Dancer Ann Carlson and video artist Mary Ellen Strom present “New Performance Video” at the DeCordova Museum (51 Sandy Pond Road, Lincoln, through May 17). In one installation, a naked woman in what looks like a see-through raincoat stuffed with dollar bills dances around a cow. In others, lawyers dance absurdly in an elevator lobby, or four men drag boards along a beach, drawing parallel lines in the sand that are washed away by the surf. Certain images are striking, but the choreography feels stilted and clichéd; at one point the lawyers close their eyes and hold out their arms, as if to fly. And the work is larded with social and artistic references (the guys drawing lines as a reference to the “invisible nature of their own labor as construction workers” and to ’60s Land Art) that feel underdeveloped and inbred.
Instead, check out Georgie Friedman’s Geyser at Boston College’s Higgins Hall (140 Comm Ave, Chestnut Hill, through May 10). On two stacked televisions, she screens footage of Iceland geysers. The bottom one shows boiling water sloshing around a rocky pot until it explodes. The top shows clouds rolling by, and now and then the top of a geyser’s splash. The installation is less elaborate — and correspondingly less dramatic — than some of her past work. It ruminates on the elemental nature of our world, but what grabs is its simple, elegant, luxuriously beautiful movement.
“Nourishment” at the Art Institute of Boston (700 Beacon Street, Boston, through May 3) features work by husband and wife Jeffu Warmouth and Ellen Wetmore. Warmouth’s video installation is a satiric face-off between McDonald’s and Kentucky Fried Chicken joints. You order off interactive computer menus that feature a mix of conceptual and absurdist gags. One restaurant prepares your order (which often seems to involve Warmouth dumping a bucket of chickenish stuff on his head) while the other heckles (that guy will put anything in his burgers). A serious-silly joke about fast food and conceptual art, it’s a hoot.
Since the birth of the couple’s son a couple of years ago, Wetmore has been making work that explores pregnancy, motherhood, and nursing. Here she offers surreal wall decals riffing on motherhood and an animated neon sign of a baby falling on its head. These pieces feel a bit rote. Her funny-strange videos (her son biting off her finger, her arm catching on fire, eyes sprouting and blinking on her pregnant belly) are more affecting because of their witty special effects and the way they creep under your skin.

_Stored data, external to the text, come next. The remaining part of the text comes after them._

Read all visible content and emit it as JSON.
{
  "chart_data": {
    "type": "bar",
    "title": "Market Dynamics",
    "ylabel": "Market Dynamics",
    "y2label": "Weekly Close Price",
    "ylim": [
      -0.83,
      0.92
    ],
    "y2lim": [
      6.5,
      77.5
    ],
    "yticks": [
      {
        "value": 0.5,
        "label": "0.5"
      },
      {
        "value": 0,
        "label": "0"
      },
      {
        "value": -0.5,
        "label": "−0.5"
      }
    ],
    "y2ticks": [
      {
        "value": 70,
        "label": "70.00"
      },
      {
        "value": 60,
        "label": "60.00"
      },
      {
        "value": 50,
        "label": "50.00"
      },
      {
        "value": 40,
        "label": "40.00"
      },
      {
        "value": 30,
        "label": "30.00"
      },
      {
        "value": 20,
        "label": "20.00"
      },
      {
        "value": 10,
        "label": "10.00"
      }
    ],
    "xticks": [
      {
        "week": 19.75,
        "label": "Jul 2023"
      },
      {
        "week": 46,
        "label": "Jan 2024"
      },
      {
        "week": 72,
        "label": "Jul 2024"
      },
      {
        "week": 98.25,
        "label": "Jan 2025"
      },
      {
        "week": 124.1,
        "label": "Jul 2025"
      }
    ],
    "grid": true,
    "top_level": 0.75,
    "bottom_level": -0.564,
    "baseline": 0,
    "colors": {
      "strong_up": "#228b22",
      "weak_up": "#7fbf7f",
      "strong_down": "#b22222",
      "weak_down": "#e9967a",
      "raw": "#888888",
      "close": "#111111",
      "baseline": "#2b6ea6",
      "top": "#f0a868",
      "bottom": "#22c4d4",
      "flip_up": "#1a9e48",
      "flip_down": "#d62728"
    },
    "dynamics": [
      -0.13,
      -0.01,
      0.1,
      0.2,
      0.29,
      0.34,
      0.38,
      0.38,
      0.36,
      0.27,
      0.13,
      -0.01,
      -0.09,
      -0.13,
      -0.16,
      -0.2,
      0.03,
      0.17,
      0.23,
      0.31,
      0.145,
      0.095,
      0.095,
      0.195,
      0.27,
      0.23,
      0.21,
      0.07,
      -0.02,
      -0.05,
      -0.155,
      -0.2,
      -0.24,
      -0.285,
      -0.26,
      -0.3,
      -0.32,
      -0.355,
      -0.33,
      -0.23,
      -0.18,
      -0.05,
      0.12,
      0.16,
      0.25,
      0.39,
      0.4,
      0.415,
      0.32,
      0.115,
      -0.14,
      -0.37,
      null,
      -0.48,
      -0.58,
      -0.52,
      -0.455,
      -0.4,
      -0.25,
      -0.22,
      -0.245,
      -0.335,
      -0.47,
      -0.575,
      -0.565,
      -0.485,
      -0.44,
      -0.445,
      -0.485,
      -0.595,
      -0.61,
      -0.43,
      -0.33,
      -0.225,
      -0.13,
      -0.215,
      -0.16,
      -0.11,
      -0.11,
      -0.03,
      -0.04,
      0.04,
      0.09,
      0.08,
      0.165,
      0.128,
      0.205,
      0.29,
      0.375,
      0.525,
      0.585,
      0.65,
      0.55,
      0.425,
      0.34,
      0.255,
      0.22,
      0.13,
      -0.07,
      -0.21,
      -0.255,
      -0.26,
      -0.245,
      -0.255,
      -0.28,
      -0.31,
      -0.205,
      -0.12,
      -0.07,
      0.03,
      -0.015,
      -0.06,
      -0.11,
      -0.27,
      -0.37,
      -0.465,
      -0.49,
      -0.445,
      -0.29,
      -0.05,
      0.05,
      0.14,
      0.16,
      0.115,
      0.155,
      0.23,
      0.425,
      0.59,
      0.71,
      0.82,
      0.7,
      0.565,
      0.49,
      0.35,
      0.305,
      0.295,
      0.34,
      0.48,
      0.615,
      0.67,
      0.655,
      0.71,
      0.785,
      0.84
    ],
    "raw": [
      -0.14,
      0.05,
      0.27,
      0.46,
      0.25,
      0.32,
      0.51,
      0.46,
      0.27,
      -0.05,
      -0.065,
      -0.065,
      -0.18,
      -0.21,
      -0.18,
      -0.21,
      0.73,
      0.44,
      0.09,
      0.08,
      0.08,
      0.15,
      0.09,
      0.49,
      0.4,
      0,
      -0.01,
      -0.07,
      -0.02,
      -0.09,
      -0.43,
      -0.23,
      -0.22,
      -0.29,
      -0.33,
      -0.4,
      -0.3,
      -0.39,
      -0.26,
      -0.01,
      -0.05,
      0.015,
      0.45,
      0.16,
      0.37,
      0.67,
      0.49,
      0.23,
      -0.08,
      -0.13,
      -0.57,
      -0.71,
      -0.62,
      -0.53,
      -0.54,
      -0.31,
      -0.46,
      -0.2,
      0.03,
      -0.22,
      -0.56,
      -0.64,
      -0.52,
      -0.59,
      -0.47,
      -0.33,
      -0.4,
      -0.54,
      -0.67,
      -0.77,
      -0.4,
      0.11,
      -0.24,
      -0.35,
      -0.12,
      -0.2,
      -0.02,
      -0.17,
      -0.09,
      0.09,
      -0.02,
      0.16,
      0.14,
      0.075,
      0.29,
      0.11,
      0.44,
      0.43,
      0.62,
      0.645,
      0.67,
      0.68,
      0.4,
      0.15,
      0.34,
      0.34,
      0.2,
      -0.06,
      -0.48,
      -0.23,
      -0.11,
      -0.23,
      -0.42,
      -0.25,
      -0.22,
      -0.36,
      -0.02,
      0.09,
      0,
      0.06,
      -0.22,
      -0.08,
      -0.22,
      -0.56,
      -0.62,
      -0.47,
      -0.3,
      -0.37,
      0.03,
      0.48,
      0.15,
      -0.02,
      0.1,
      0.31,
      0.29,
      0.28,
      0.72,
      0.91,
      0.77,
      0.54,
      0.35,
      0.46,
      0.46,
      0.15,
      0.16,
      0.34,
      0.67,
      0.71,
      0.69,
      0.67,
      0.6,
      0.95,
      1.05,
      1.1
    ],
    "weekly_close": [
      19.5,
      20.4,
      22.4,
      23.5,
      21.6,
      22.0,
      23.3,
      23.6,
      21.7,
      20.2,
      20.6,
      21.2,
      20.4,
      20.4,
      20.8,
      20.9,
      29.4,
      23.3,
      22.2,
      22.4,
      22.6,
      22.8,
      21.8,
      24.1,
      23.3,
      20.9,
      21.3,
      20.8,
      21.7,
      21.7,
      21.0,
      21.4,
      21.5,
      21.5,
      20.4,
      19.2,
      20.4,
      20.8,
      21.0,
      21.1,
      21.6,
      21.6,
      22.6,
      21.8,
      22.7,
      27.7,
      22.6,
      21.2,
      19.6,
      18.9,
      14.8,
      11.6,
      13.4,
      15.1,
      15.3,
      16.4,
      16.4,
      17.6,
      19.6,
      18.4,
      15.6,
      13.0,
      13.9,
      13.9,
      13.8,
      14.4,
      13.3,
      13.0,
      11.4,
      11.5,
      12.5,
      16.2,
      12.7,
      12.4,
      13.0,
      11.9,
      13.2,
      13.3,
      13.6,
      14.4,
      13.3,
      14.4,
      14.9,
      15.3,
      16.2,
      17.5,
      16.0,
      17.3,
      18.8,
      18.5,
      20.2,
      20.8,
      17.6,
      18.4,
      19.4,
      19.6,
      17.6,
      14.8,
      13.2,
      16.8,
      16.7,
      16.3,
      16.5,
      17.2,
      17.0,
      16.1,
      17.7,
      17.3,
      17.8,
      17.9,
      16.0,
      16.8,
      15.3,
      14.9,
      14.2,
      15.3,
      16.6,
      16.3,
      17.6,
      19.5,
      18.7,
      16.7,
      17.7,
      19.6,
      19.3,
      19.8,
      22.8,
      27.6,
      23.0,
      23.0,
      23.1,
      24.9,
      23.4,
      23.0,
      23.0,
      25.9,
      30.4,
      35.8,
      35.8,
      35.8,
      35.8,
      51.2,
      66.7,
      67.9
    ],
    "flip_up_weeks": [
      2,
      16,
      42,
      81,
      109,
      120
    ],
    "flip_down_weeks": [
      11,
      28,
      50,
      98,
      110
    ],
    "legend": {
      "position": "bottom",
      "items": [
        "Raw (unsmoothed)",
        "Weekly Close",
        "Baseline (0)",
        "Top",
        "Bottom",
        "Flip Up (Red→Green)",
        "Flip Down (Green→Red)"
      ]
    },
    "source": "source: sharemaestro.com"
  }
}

Curator Leslie K. Brown continues her exploration of the elements of photography by rounding up nine artists who explore “the language of digital information” in “Syntax” at the Photographic Resource Center (832 Comm Ave, Boston, through May 10). Meggan Gould offers sweet, hazy, Rothko-esque pictures made by layering Google-image-search results. Brian Piana makes brightly hued animated abstractions of Web pages based on the experience of surfing the Net. Luke Strosnider represents Ansel Adams photos via Photoshop histograms that chart the tones in the images. The graphs look like jagged mountain ranges. Some of the images are lovely — Gould’s and Piana’s in particular — but the ideas feel a bit tired. How much art must we see based on Google searches? And Strosnider’s charts are shallow, gimmicky insider jokes.